Think of the file data on the disk as a sequential stream of bits (this is an approximation- but a good thought model here). Or perhaps a sequence of numbers: 123789, if we want the sequence 1234789, that means that the data 789 has to move down to make room! We have to carve a "hole" for the new "4" data and that is a complex thing to do. If say, the new "4" data is exactly the same size as the "7" data, and I mean *EXACTLY*, we could use seek() to move to that position and wind up with 123489 (replace 7 data with 4).
Think of cassette tapes, if you record 3 songs and you want to add a new song at the beginning of the tape, you have to record the new song and then all of the next 3 songs over again.
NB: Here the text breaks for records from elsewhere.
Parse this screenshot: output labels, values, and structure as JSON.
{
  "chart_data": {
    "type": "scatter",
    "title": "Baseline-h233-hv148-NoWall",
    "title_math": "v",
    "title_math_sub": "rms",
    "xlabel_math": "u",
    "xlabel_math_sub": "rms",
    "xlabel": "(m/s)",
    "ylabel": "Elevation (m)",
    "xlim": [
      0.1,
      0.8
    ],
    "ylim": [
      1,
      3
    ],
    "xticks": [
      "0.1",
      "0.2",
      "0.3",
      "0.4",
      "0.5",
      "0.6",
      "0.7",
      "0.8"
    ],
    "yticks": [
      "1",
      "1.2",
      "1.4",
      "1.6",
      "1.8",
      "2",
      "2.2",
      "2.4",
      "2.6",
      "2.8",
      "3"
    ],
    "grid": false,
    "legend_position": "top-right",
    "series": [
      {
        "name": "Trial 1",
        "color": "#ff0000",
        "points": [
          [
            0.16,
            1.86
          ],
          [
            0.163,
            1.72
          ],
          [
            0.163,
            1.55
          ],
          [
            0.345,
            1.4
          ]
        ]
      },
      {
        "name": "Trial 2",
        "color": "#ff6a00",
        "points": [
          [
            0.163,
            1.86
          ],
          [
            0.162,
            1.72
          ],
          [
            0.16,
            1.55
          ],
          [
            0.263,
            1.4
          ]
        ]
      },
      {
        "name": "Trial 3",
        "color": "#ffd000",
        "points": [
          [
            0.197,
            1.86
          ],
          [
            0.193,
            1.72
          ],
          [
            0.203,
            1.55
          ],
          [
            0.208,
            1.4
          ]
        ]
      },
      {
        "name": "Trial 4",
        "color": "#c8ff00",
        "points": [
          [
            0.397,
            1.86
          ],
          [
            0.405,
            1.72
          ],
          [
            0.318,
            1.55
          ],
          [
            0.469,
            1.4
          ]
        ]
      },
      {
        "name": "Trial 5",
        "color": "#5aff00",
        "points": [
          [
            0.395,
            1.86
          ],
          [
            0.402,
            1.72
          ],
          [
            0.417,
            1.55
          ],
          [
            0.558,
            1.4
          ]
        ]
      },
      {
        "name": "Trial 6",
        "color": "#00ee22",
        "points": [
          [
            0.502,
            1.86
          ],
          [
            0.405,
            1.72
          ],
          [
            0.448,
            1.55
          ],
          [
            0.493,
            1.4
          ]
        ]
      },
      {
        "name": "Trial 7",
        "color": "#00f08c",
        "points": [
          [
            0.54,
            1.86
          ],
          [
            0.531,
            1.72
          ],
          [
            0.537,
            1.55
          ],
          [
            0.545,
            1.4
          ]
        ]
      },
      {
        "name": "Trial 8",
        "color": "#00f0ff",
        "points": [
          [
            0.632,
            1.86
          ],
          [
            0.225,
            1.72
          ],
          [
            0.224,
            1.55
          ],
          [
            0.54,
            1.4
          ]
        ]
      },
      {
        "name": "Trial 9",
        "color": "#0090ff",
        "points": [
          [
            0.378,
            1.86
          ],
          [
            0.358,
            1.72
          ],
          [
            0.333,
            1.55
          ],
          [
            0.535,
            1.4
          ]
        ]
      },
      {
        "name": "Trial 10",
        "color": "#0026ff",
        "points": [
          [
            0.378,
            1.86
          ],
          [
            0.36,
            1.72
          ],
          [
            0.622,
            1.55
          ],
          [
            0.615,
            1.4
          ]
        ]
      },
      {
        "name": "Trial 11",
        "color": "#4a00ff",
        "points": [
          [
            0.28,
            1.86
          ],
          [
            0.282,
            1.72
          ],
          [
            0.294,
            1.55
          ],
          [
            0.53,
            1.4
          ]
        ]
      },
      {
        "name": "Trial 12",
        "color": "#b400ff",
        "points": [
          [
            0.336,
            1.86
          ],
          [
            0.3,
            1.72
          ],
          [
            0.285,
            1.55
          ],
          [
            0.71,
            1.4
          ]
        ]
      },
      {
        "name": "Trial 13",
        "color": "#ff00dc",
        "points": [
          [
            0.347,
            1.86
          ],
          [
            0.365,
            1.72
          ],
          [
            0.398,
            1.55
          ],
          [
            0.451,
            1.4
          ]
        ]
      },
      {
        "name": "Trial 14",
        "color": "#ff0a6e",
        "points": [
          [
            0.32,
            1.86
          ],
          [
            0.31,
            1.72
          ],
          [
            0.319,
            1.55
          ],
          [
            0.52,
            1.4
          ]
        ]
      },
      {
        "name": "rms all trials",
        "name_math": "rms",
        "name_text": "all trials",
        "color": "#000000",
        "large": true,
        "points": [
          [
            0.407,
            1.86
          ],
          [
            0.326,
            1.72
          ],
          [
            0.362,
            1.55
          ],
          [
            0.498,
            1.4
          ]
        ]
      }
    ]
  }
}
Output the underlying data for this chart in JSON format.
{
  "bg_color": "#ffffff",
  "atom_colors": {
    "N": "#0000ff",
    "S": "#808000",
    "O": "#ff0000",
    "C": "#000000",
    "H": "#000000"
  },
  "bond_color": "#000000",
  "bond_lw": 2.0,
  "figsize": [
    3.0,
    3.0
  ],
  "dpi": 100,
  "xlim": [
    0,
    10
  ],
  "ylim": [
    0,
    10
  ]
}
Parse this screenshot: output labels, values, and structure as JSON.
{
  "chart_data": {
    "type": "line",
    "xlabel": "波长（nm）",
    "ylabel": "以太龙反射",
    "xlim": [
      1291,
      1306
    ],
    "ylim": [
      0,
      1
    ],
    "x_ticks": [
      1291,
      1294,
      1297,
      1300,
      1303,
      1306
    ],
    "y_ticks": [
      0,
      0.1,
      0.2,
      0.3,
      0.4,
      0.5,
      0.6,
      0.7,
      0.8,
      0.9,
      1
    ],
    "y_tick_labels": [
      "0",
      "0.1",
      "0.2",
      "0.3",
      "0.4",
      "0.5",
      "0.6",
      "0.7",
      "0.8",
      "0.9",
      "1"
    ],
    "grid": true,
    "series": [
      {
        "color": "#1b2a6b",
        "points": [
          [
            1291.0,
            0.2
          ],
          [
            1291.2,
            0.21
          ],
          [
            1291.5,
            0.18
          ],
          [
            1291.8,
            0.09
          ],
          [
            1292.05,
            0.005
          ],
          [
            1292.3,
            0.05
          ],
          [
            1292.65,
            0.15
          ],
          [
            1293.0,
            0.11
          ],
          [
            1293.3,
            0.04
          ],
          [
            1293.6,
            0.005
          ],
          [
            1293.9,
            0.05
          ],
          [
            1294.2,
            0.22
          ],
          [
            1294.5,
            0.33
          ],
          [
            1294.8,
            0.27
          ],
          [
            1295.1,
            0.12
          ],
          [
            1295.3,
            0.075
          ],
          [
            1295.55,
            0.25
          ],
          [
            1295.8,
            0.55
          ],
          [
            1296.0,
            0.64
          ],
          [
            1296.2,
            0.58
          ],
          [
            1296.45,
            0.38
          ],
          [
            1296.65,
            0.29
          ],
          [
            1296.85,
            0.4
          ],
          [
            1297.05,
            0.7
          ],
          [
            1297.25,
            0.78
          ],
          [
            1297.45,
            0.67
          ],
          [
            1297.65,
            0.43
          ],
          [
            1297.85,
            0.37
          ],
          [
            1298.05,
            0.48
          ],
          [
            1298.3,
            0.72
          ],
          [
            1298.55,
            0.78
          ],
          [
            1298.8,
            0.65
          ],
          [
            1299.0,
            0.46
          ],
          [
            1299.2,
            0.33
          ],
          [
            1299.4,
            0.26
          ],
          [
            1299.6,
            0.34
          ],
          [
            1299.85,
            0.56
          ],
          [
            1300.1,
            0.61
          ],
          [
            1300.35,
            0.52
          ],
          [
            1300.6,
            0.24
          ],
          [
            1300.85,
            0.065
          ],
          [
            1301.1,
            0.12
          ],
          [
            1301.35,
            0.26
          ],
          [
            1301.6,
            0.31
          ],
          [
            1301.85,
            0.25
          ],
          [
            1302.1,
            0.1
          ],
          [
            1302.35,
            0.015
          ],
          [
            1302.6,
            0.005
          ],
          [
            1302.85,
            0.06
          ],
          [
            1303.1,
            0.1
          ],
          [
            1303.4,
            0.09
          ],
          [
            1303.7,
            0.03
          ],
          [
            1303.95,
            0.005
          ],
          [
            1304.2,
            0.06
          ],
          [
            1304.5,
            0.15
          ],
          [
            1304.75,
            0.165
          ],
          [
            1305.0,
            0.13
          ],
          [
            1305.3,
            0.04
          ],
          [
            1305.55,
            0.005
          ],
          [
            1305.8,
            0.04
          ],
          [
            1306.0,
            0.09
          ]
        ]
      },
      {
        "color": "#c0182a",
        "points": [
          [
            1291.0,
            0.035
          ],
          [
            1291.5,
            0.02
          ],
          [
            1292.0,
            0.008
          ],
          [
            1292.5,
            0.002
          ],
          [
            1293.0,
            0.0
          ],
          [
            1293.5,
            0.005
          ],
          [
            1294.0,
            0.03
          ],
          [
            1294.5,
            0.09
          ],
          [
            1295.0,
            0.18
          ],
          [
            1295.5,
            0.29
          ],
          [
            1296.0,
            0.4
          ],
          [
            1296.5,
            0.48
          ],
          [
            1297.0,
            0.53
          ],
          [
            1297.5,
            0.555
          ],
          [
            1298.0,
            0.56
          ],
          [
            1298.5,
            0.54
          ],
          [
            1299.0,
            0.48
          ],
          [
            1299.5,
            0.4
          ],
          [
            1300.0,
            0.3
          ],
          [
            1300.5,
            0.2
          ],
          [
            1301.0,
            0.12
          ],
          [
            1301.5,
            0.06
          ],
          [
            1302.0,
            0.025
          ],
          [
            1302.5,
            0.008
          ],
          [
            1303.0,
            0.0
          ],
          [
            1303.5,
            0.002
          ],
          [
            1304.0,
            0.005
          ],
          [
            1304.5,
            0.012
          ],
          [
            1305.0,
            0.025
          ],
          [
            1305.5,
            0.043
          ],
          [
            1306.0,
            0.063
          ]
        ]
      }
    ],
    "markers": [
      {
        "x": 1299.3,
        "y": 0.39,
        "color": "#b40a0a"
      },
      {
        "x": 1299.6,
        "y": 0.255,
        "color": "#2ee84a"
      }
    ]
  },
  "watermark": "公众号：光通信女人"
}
The disk works like that.
Far and away your best bet if these files aren't huge, is to
open the file for read, slurp it into a memory array, do what want to that data, open a new file for write, write the data, close the file and then delete the old file and rename the new file to the old file's name.
Tie::File would do some grunt work for you, but this is what it essentially does and its not portable to Windows if that matters to you.
To be frank, you are in way over your head if you intend to write something that can insert things into an existing file by yourself. That is definitely not beginner stuff!
If the idea of reading the file into memory, working on it and writing it back out doesn't work, then this is time for using a Perl DB module or Tie::File.
Anyway it works this way because the hardware works that way.